NASA's Cassini spacecraft has spotted a mysterious ice cloud over Saturn's largest moon, Titan, and its appearance challenges everything known about the moon's atmosphere.
The puzzling appearance of the ice cloud has prompted NASA scientists to suggest that a different process than previously thought - possibly similar to one seen over Earth's poles - could be forming the clouds.
Located in Titan's stratosphere, the cloud is made of a compound of carbon and nitrogen known as dicyanoacetylene (C4N2), an ingredient in the chemical cocktail that colours the giant moon's hazy, brownish-orange atmosphere.
Decades ago, the infrared instrument on NASA's Voyager 1 spacecraft spotted an ice cloud just like this one on Titan.
What has puzzled scientists ever since is that they detected less than one per cent of the dicyanoacetylene gas needed for the cloud to condense, NASA said.
Using Cassini's composite infrared spectrometer, or CIRS, researchers found a large, high-altitude cloud made of the same frozen chemical.
Just as Voyager found, when it comes to the vapour form of this chemical, CIRS reported that Titan's stratosphere is as dry as a desert, NASA said.
"The appearance of this ice cloud goes against everything we know about the way clouds form on Titan," said Carrie Anderson, a CIRS co-investigator at NASA's Goddard Space Flight Centre and lead author of the study.
The typical process for forming clouds involves condensation. On Earth, we are familiar with the cycle of evaporation and condensation of water.
A different condensation process takes place in the Titan's stratosphere - the region above the troposphere - at the moon's north and south winter poles.
In this case, layers of clouds condense as the global circulation pattern forces warm gases downward at the pole. The gases then condense as they sink through cooler and cooler layers of the polar stratosphere.
Either way, a cloud forms when the air temperature and pressure are favourable for the vapour to condense into ice. The vapour and the ice reach a balance point - an equilibrium - that is determined by the air temperature and pressure.
Because of this equilibrium, scientists can calculate the amount of vapour where ice is present.

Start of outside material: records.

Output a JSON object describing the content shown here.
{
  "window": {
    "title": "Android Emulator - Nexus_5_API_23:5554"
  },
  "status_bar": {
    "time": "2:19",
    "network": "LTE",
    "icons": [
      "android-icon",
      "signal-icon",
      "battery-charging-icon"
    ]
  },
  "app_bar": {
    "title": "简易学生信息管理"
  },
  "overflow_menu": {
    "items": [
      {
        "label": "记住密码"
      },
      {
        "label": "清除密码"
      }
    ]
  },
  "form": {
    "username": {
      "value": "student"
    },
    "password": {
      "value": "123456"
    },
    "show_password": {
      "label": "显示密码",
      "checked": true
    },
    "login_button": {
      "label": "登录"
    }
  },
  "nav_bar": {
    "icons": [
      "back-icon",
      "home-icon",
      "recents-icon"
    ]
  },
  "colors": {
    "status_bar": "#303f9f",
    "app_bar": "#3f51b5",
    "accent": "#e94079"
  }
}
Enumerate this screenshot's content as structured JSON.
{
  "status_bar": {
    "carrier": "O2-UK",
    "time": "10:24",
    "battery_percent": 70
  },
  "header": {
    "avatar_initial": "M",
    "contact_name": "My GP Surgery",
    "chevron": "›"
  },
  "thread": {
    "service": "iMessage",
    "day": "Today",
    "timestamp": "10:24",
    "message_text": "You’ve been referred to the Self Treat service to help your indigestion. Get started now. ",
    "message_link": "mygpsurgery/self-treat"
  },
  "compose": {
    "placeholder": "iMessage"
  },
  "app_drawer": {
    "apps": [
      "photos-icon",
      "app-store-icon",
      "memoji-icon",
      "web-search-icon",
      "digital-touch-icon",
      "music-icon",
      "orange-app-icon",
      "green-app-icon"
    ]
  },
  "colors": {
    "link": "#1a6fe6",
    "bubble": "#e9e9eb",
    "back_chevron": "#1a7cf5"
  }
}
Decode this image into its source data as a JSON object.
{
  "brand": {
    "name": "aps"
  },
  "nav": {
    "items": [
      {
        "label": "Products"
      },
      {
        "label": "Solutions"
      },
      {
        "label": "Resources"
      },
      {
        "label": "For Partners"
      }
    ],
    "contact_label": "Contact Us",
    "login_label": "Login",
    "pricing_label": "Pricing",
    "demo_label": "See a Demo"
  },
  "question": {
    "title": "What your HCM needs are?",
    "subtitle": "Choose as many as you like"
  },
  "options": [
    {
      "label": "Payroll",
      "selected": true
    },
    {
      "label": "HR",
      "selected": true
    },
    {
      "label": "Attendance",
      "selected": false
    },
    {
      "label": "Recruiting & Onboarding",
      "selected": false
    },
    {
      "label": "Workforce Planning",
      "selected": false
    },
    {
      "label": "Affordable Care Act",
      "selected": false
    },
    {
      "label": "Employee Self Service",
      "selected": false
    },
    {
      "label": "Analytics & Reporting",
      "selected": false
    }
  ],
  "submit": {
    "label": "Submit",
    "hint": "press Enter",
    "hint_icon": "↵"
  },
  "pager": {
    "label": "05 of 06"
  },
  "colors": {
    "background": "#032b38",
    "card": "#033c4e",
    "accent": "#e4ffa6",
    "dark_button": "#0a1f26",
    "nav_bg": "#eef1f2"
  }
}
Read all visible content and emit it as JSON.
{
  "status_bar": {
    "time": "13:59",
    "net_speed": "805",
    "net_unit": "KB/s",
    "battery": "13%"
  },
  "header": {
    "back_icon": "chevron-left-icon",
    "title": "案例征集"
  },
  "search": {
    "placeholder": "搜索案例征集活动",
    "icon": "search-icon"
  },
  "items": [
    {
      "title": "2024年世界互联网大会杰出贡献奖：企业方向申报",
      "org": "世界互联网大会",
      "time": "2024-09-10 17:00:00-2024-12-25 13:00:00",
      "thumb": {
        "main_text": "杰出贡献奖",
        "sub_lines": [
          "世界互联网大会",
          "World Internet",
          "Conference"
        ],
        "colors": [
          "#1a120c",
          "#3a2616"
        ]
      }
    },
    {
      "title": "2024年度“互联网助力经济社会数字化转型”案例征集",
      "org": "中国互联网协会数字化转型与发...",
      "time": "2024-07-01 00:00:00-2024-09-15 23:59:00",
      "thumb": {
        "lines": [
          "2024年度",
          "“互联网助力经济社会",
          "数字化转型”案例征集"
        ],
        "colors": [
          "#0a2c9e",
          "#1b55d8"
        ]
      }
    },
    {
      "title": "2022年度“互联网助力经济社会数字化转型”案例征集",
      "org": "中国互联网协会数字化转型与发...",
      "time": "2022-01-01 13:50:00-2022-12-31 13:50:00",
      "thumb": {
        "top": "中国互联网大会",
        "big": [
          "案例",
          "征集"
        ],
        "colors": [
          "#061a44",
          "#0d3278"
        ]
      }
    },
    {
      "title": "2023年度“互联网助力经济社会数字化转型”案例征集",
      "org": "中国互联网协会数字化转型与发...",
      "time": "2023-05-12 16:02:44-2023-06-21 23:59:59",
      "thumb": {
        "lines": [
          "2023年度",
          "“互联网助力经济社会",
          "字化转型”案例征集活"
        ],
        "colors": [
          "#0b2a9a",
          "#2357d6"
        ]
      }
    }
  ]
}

"For clouds that condense, this equilibrium is mandatory, like the law of gravity," said Robert Samuelson, scientist at Goddard.
However, the numbers do not compute for the cloud made from dicyanoacetylene. The scientists determined that they would need at least 100 times more vapour to form an ice cloud where the cloud top was observed by Cassini's CIRS.
Instead of the cloud forming by condensation, they think the C4N2 ice forms because of reactions taking place on other kinds of ice particles.
Researchers call this "solid-state chemistry," because the reactions involve the ice, or solid, form of the chemical.
The findings were published in the journal Geophysical Research Letters.